THE POLICY EDGE
Opinion

19 May 2026

Health Gains from Lower Arsenic Depend on Sustained Safe Water Delivery

Reducing arsenic lowers illness and costs, but sustained gains depend on reliable safe water delivery, not intermittent household coping

Barun Kumar Thakur is an Associate Professor at FLAME University, Pune. Vijaya Gupta is a Professor at IIM Mumbai. 

The discussion in this article is based on the authors’ research published in Journal of Cleaner Production (Volume 497). Views are personal.

Health Gains from Lower Arsenic Depend on Sustained Safe Water Delivery

Households in arsenic-affected blocks of Bihar incur significant costs to reduce exposure, yet health outcomes remain sharply unequal across contamination levels. In high-arsenic areas, households spend around INR 343 per month to secure safer water, roughly 13 percent of average per capita income, while reporting 3.52 sick days per month compared to 0.81 in low-exposure settings.

The stakes are high. Reducing arsenic from current levels to the WHO benchmark of 10 μg/L is estimated to generate annual welfare gains of INR 700.8 million through lower illness and improved productivity. Awareness is widespread, with 71 percent of households recognising arsenic risks, but continued reliance on unsafe sources keeps exposure elevated.

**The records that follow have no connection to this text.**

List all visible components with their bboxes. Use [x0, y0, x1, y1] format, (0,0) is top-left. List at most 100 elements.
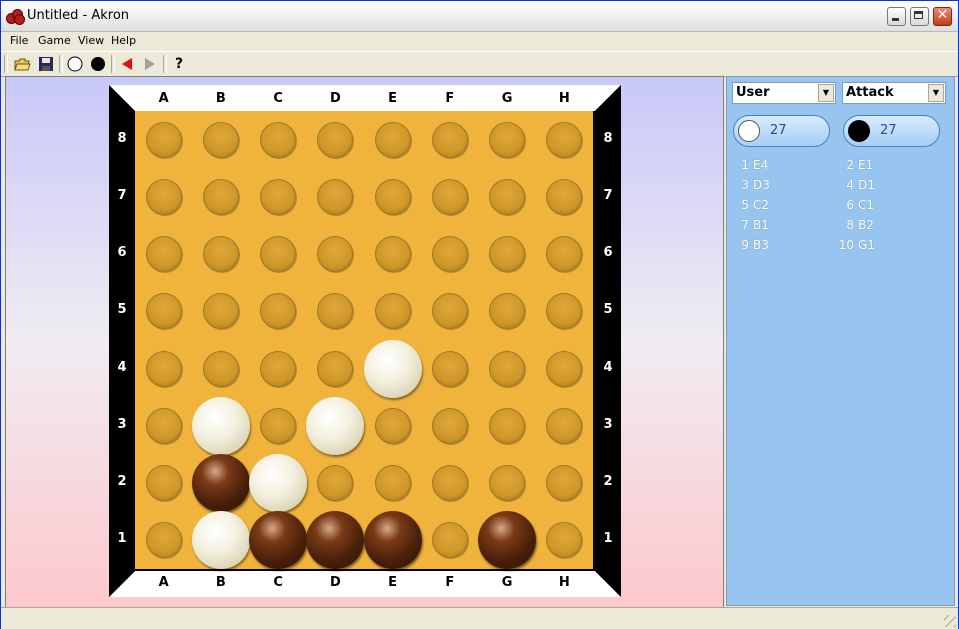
hole-c3[interactable] — [260, 407, 297, 444]
app-icon — [6, 9, 25, 25]
white-stone-icon[interactable] — [66, 55, 84, 73]
move-entry: 10 G1 — [836, 238, 875, 252]
hole-h3[interactable] — [546, 407, 583, 444]
hole-c5[interactable] — [260, 293, 297, 330]
hole-b5[interactable] — [202, 293, 239, 330]
black-stone-b2 — [191, 454, 250, 513]
hole-e7[interactable] — [374, 178, 411, 215]
hole-c7[interactable] — [260, 178, 297, 215]
game-board: A A B B C C D D E E F F G G H H 8 8 7 7 6 6 5 5 4 4 3 3 2 2 1 1 — [109, 85, 621, 597]
hole-g3[interactable] — [489, 407, 526, 444]
menu-file[interactable]: File — [10, 34, 28, 47]
hole-f4[interactable] — [431, 350, 468, 387]
black-stone-d1 — [306, 511, 365, 570]
hole-a8[interactable] — [145, 121, 182, 158]
open-folder-icon[interactable] — [13, 55, 31, 73]
white-stone-icon — [738, 120, 760, 142]
menu-game[interactable]: Game — [38, 34, 71, 47]
undo-arrow-icon[interactable] — [118, 55, 136, 73]
hole-e6[interactable] — [374, 236, 411, 273]
white-stone-c2 — [249, 454, 308, 513]
hole-d2[interactable] — [317, 465, 354, 502]
hole-d8[interactable] — [317, 121, 354, 158]
hole-a5[interactable] — [145, 293, 182, 330]
hole-f8[interactable] — [431, 121, 468, 158]
menu-help[interactable]: Help — [111, 34, 136, 47]
right-row-label-1: 1 — [603, 531, 613, 547]
toolbar-separator — [111, 55, 115, 73]
hole-b7[interactable] — [202, 178, 239, 215]
hole-g6[interactable] — [489, 236, 526, 273]
hole-h1[interactable] — [546, 522, 583, 559]
hole-a1[interactable] — [145, 522, 182, 559]
hole-a7[interactable] — [145, 178, 182, 215]
minimize-button[interactable] — [887, 7, 906, 26]
hole-a4[interactable] — [145, 350, 182, 387]
hole-e5[interactable] — [374, 293, 411, 330]
board-field[interactable] — [135, 111, 593, 570]
toolbar-separator — [163, 55, 167, 73]
hole-e8[interactable] — [374, 121, 411, 158]
white-stone-b3 — [191, 396, 250, 455]
hole-b4[interactable] — [202, 350, 239, 387]
app-window: Untitled - Akron ✕ File Game View Help ?… — [0, 0, 959, 629]
save-disk-icon[interactable] — [37, 55, 55, 73]
resize-grip[interactable] — [944, 615, 956, 627]
hole-g5[interactable] — [489, 293, 526, 330]
hole-d4[interactable] — [317, 350, 354, 387]
help-icon[interactable]: ? — [170, 55, 188, 73]
move-number: 8 — [846, 218, 854, 232]
white-count: 27 — [770, 123, 787, 138]
hole-c6[interactable] — [260, 236, 297, 273]
close-button[interactable]: ✕ — [933, 7, 952, 26]
hole-a3[interactable] — [145, 407, 182, 444]
white-player-value: User — [736, 85, 770, 100]
hole-f6[interactable] — [431, 236, 468, 273]
title-bar[interactable]: Untitled - Akron ✕ — [1, 1, 958, 32]
hole-d6[interactable] — [317, 236, 354, 273]
hole-h2[interactable] — [546, 465, 583, 502]
hole-g4[interactable] — [489, 350, 526, 387]
maximize-button[interactable] — [910, 7, 929, 26]
hole-f2[interactable] — [431, 465, 468, 502]
bottom-col-label-a: A — [158, 575, 169, 590]
hole-f1[interactable] — [431, 522, 468, 559]
top-col-label-g: G — [501, 91, 513, 106]
hole-c4[interactable] — [260, 350, 297, 387]
move-number: 7 — [741, 218, 749, 232]
hole-f5[interactable] — [431, 293, 468, 330]
hole-b8[interactable] — [202, 121, 239, 158]
move-number: 4 — [846, 178, 854, 192]
hole-g2[interactable] — [489, 465, 526, 502]
hole-d7[interactable] — [317, 178, 354, 215]
hole-h4[interactable] — [546, 350, 583, 387]
redo-arrow-icon[interactable] — [141, 55, 159, 73]
left-row-label-8: 8 — [117, 130, 127, 146]
hole-h6[interactable] — [546, 236, 583, 273]
hole-b6[interactable] — [202, 236, 239, 273]
menu-view[interactable]: View — [78, 34, 104, 47]
chevron-down-icon[interactable]: ▼ — [928, 84, 944, 102]
black-stone-e1 — [363, 511, 422, 570]
hole-h5[interactable] — [546, 293, 583, 330]
hole-a6[interactable] — [145, 236, 182, 273]
hole-d5[interactable] — [317, 293, 354, 330]
hole-f3[interactable] — [431, 407, 468, 444]
menu-bar: File Game View Help — [1, 32, 958, 51]
black-player-select[interactable]: Attack ▼ — [842, 82, 946, 104]
hole-a2[interactable] — [145, 465, 182, 502]
hole-g8[interactable] — [489, 121, 526, 158]
chevron-down-icon[interactable]: ▼ — [818, 84, 834, 102]
white-player-select[interactable]: User ▼ — [732, 82, 836, 104]
hole-h7[interactable] — [546, 178, 583, 215]
hole-e2[interactable] — [374, 465, 411, 502]
move-number: 3 — [741, 178, 749, 192]
black-stone-icon[interactable] — [89, 55, 107, 73]
hole-f7[interactable] — [431, 178, 468, 215]
hole-c8[interactable] — [260, 121, 297, 158]
left-row-label-1: 1 — [117, 531, 127, 547]
hole-g7[interactable] — [489, 178, 526, 215]
hole-e3[interactable] — [374, 407, 411, 444]
hole-h8[interactable] — [546, 121, 583, 158]
left-row-label-7: 7 — [117, 187, 127, 203]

How Water Choices Are Shaped

Evidence from a survey of 388 households across Maner (Patna) and Shahpur (Bhojpur) blocks in Bihar shows that water choices are shaped by the conditions under which safer access is secured. Safe sources are unevenly available and often require daily effort through travel, queuing, or recurring payments. Households therefore combine sources, relying on contaminated wells when safer options are uncertain or costly.

The cost of safer water is not limited to what households pay. It includes the time spent fetching it, which increases the overall burden of access and constrains how consistently safer sources can be relied upon.

This produces a split consumption pattern, where safer water is used intermittently rather than as a stable primary source Under these conditions, exposure does not decline in proportion to awareness or spending, since risk reduction depends on continuous access rather than occasional substitution.

When Lower Exposure Does Not Reduce Risk

Health outcomes do not change proportionately with exposure. In the surveyed areas, 59 percent of households in Patna and 29 percent in Bhojpur consume water with arsenic levels above 50 μg/L, far exceeding safe limits. At these concentrations, reductions that fall short of the WHO benchmark of 10 μg/L do not sufficiently lower health risk.

Intermittent use of safer water therefore leaves overall exposure above harmful thresholds. As a result, partial mitigation lowers risk at the margin but does not shift health outcomes in a sustained way.

Why Effort Does Not Convert into Outcomes

The persistence of exposure reflects differences in households’ ability to translate effort into sustained access. Higher arsenic concentration makes water harder to treat and increases the cost of avoiding exposure, but these pressures are not felt equally across households. 

Higher-income households are able to sustain expenditure and limit illness. Lower-income households, by contrast, spend a larger share of their income on safer water, but are less able to sustain consistent access, and therefore continue to report higher sick days.

This burden is also uneven within households. Women report higher incidence of illness, which suggests that exposure is not only shaped by access but also by how water use is distributed within the household.

These pressures are reinforced by unreliable service delivery, which prevents safe water from becoming a dependable primary source. Exposure, in effect, reflects what households can sustain over time rather than what they know or prefer.

Where Intervention Needs to Shift

Reducing exposure requires shifting the point of intervention from households to the water system itself. As long as safe water depends on repeated household effort, outcomes will continue to vary with income and access conditions. 

When safe water is available at the point of use and delivered with consistency, the need for averting expenditure declines and health outcomes improve more uniformly.This shifts focus to reliable local delivery systems, whether through piped supply or community-level treatment that households can depend on without daily effort. 

The scale of unrealised welfare gains, estimated at INR 700.8 million annually in the surveyed areas, provides a benchmark for prioritising such investments. Aligning infrastructure, pricing, and service reliability can shift risk reduction from a private coping strategy to a shared public outcome.

The path ahead depends on whether systems maintain low exposure consistently, allowing health gains to accumulate rather than reset with each break in access.